Это слово вызвало в памяти кое-что.
«Подчиняться любому решению класса».
Третий «Основной принцип Северного Ёми», который сказала мне Рейко-сан. И еще в четверг на прошлой неделе Кубодера-сэнсэй в пустом классе произнес…
«Необходимо подчиняться любому решению класса. Согласен?»
Полностью вымотанный, я глубоко вздохнул и потянулся к банке, которую мне принесла Мей. Это был безумно холодный лимонный чай. Я открыл банку и уполовинил ее одним глотком.
– Если мы в каждую мелкую деталь полезем, то никогда не кончим.
Я снова взглянул Мей в лицо.
– В общем, со мной с сегодняшнего утра происходит то же самое, что с тобой – с начала мая. После того, что было в школе сегодня, я, кажется, более-менее понимаю, что происходит. Но я по-прежнему не могу понять, почему они это делают.

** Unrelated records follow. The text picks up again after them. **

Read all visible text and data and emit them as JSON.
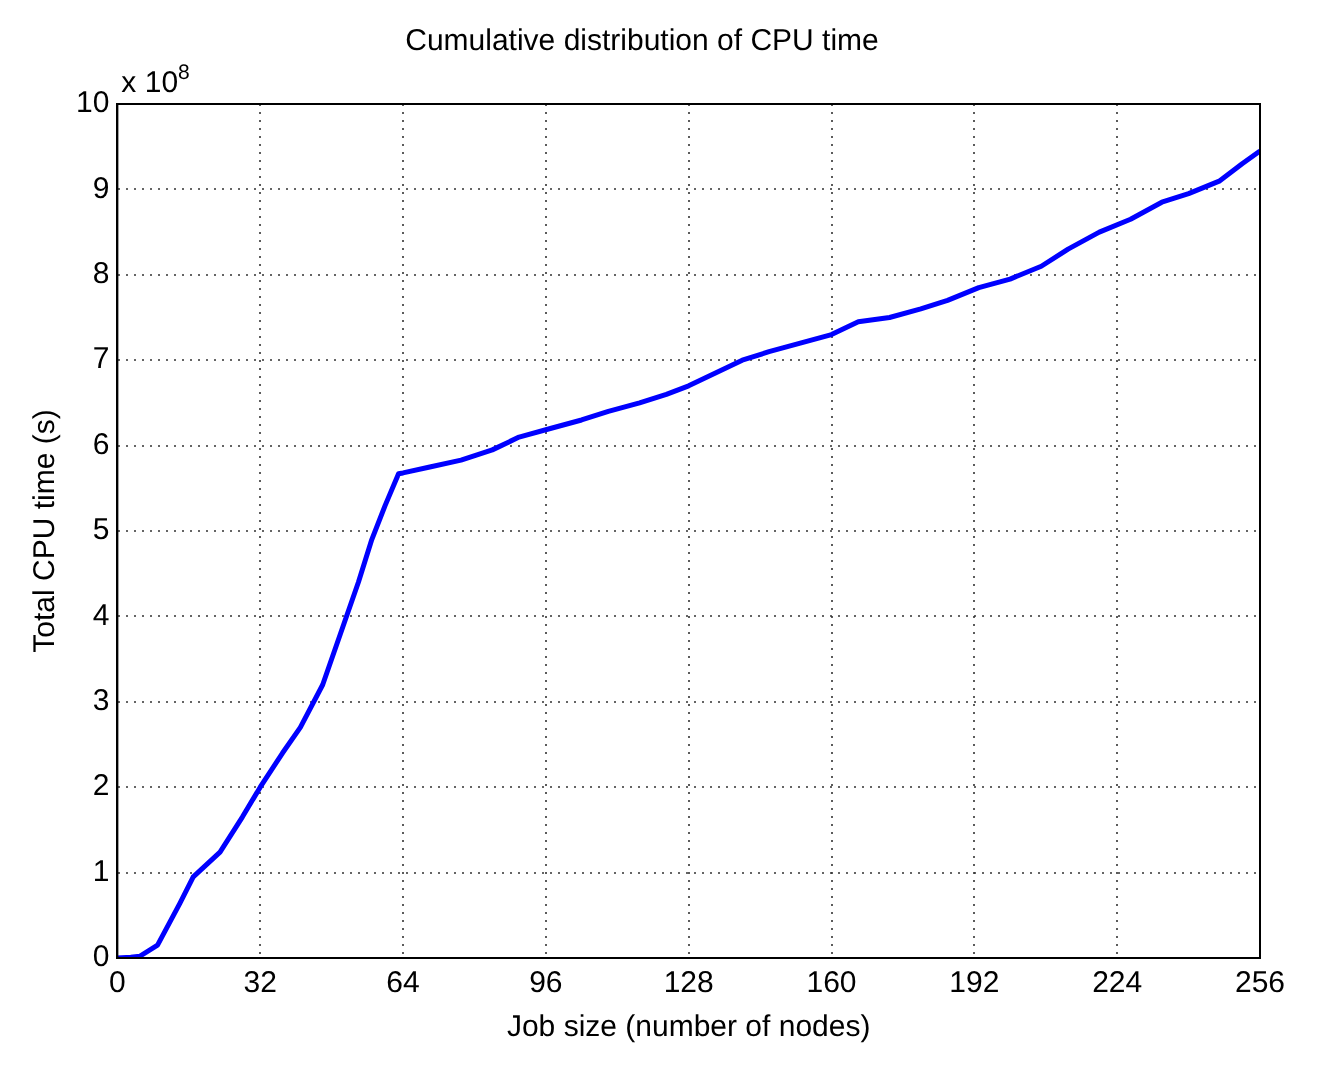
{
  "chart_data": {
    "type": "line",
    "title": "Cumulative distribution of CPU time",
    "xlabel": "Job size (number of nodes)",
    "ylabel": "Total CPU time (s)",
    "annotations": [
      "x 10$^{8}$"
    ],
    "series": [
      {
        "color": "#0000ff",
        "x": [
          0,
          3,
          5,
          9,
          14,
          17,
          23,
          28,
          32,
          37,
          41,
          46,
          50,
          54,
          57,
          60,
          63,
          64,
          70,
          77,
          84,
          90,
          97,
          104,
          110,
          117,
          123,
          128,
          134,
          140,
          146,
          153,
          160,
          166,
          173,
          180,
          186,
          193,
          200,
          207,
          213,
          220,
          227,
          234,
          240,
          247,
          252,
          256
        ],
        "values": [
          0,
          0.01,
          0.02,
          0.15,
          0.64,
          0.95,
          1.24,
          1.65,
          2.0,
          2.4,
          2.7,
          3.2,
          3.8,
          4.4,
          4.9,
          5.3,
          5.67,
          5.68,
          5.75,
          5.83,
          5.95,
          6.1,
          6.2,
          6.3,
          6.4,
          6.5,
          6.6,
          6.7,
          6.85,
          7.0,
          7.1,
          7.2,
          7.3,
          7.45,
          7.5,
          7.6,
          7.7,
          7.85,
          7.95,
          8.1,
          8.3,
          8.5,
          8.65,
          8.85,
          8.95,
          9.1,
          9.3,
          9.45
        ]
      }
    ],
    "xlim": [
      0,
      256
    ],
    "xticks": [
      0,
      32,
      64,
      96,
      128,
      160,
      192,
      224,
      256
    ],
    "ylim": [
      0,
      10
    ],
    "yticks": [
      0,
      1,
      2,
      3,
      4,
      5,
      6,
      7,
      8,
      9,
      10
    ],
    "grid": true,
    "line_style": "solid",
    "marker": "none"
  }
}
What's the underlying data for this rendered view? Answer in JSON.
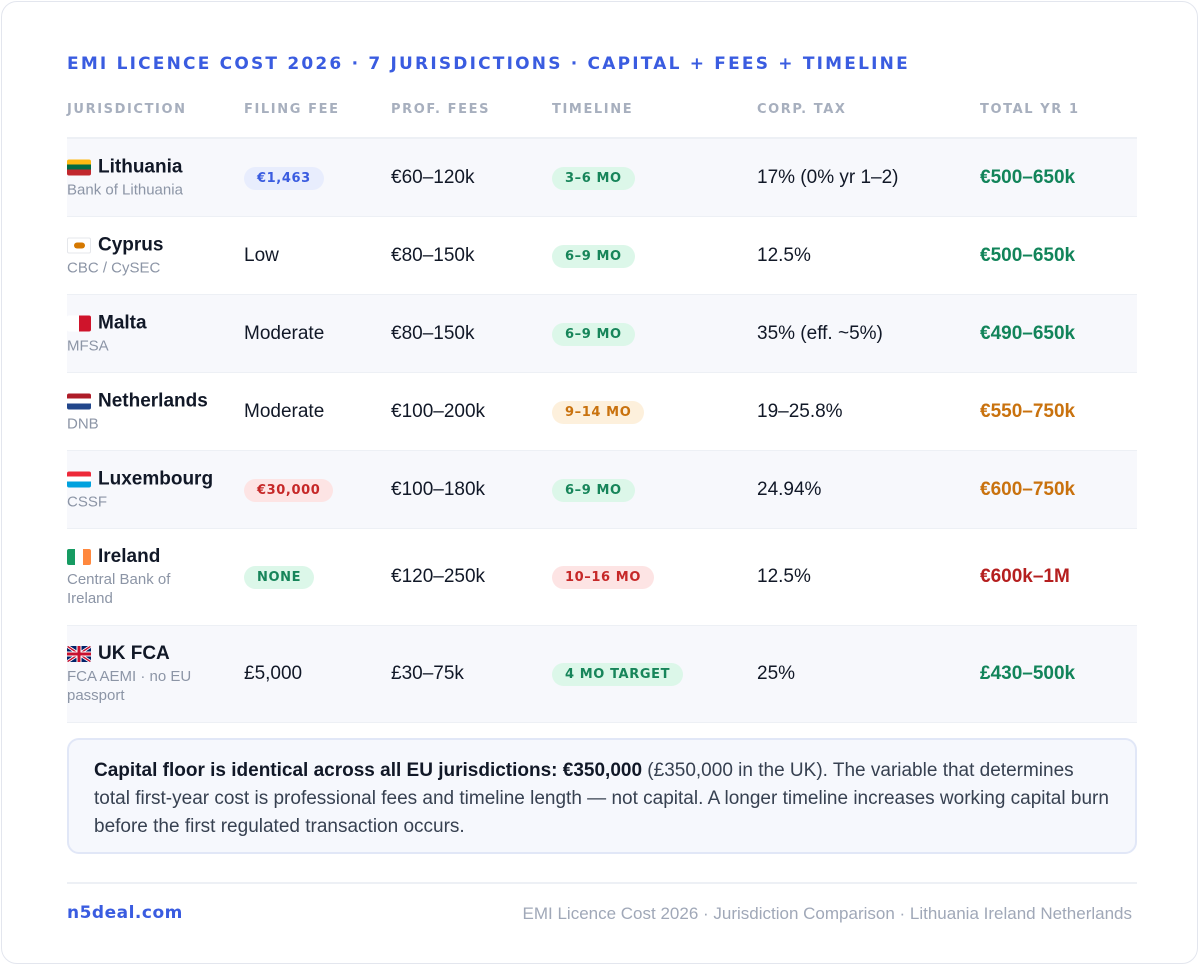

Да. Главный вопрос – «почему?»
Это нельзя назвать обычным «издевательством». Сама Мей так сказала, хотя именно она и прошла через это. И я с ней согласен. Но, с другой стороны…
Все ученики и учителя сговорились обращаться с одной конкретной ученицей так, как будто ее «нет». В обычной ситуации – нет, это не простое «издевательство». Это злобное, слишком жестокое издевательство. Вот почему у меня даже голос охрип, когда я сказал, что «просто не может быть ничего хорошего, когда весь класс и даже учителя сговариваются и игнорят одного ученика». Но…
Воспринимать все это под углом «издевательства» неправильно; здесь просто нет логики. И это факт.
В отличие от настоящего издевательства, здесь в действиях и учеников, и учителей не чувствуется злобы. Нет ни презрения, ни насмешек над жертвой, а значит, не может быть и намерения укрепить связи в коллективе, выделив из него козла отпущения… Так это для меня выглядело.
Вместо всего этого был у них страх, даже ужас… так для меня это выглядело тоже.
Сначала я думал, что они боятся Мей, но это не так. Похоже, страх и ужас вызывала не сама Мей, а что-то другое, невидимое…
– Сейчас все в отчаянии, – произнесла Мей.
– В отчаянии?
– После того как в мае умерли Сакураги-сан и ее мать, они уже не могут «наполовину верить». Потом начался июнь, и умерли еще двое. Теперь уже ясно – началось.
…Ненамного понятнее стало.
– Так все-таки… почему? – спросил я, между словами глотая воздух, чтобы подпитать уставшие легкие. – Как это все между собой связано? Почему все сговариваются против одного и ведут себя так, будто его «нет»? Это же бессмысленно.
– Что, ты серьезно так думаешь?
– Ну да.
Летняя форма с короткими рукавами оставляла руки открытыми, и они покрылись «гусиной кожей», никак не желающей уходить. И не только из-за того, что кондиционер слишком уж старался.
– Помнишь ту историю про Мисаки двадцать шесть лет назад? – спросила после паузы Мей, положив левую ладонь на свою повязку, будто пряча ее.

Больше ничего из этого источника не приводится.